The measure, sponsored by Reps. Elijah E. Cummings (D-Md.) and Mark Meadows (R-N.C.), is being brought to a vote under a shortcut procedure that typically signals an expectation that the bill will pass easily.
“We are very pleased that the House will be considering H.R. 3031 on the suspension calendar and very grateful to Congressmen Cummings and Meadows for their leadership. This bill will meaningfully improve TSP participants’ ability to access their TSP savings in the manner in which they choose,” TSP spokeswoman Kim Weaver said in an email.
The 5.1 million TSP account holders — current and former federal and military personnel — may withdraw their money in one of three ways, or in combination: as an annuity or in a lump sum or in equal monthly payments. Under the latter two options, money can be transferred into IRAs or other tax-favored retirement accounts to continue shielding it from taxes, subject to IRS rules requiring certain payouts to those older than 70½.
In practice, large numbers of TSP investors transfer their money out and close their accounts after leaving federal employment or the military — four-tenths do so just within the first year. A survey by the TSP governing board showed that the limited range of withdrawals was a main reason.
In asking Congress to expand those choices, the board argued that even though account holders cannot make additional investments after separation, by leaving their funds with the TSP they could continue to benefit from features including the program’s low investment fees.

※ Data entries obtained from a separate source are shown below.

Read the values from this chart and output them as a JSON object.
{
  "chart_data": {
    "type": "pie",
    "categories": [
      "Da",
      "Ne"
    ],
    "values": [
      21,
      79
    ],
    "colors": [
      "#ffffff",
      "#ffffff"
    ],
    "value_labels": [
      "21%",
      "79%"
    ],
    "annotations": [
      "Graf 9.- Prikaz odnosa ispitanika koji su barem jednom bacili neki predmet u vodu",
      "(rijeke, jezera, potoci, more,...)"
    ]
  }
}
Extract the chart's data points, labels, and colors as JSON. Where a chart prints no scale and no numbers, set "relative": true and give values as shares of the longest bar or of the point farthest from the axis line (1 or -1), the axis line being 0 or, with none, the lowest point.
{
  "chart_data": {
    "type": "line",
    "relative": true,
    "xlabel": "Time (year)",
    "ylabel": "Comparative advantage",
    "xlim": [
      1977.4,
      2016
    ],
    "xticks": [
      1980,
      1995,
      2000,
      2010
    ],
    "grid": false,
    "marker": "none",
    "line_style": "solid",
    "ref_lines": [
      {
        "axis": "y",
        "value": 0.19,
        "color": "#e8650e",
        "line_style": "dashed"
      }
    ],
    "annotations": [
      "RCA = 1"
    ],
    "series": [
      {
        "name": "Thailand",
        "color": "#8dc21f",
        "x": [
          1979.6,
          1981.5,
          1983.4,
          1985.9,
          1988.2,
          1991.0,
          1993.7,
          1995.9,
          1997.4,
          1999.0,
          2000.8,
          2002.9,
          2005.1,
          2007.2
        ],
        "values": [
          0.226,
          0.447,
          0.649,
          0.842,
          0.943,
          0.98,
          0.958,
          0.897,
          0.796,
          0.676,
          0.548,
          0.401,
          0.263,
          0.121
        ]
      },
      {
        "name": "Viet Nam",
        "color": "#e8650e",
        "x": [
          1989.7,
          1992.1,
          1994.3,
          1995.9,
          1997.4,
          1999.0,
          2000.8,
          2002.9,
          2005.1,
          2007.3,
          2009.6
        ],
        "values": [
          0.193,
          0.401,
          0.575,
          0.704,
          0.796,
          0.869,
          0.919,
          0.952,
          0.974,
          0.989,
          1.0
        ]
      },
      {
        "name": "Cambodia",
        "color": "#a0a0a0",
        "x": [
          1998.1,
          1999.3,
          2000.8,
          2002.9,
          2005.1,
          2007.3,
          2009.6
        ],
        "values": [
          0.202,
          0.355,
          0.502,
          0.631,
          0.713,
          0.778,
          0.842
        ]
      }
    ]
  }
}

Under policy dating to the program’s beginning, investors may take only one partial withdrawal after separation and the next withdrawal must designate a decision for the remaining amount. The bill would allow multiple partial withdrawals and further would allow more tailoring of the equal payment option. Account holders could choose quarterly or annual as well as monthly payments, change payments at any time rather than just once a year, or stop them while leaving the rest in the account, also subject to mandatory withdrawal rules.
The measure further would allow those past age 59½ to take multiple partial withdrawals while still employed. At present, only one is allowed and those who take one lose the option of taking a partial withdrawal after separation.
A similar bill is pending in the Senate.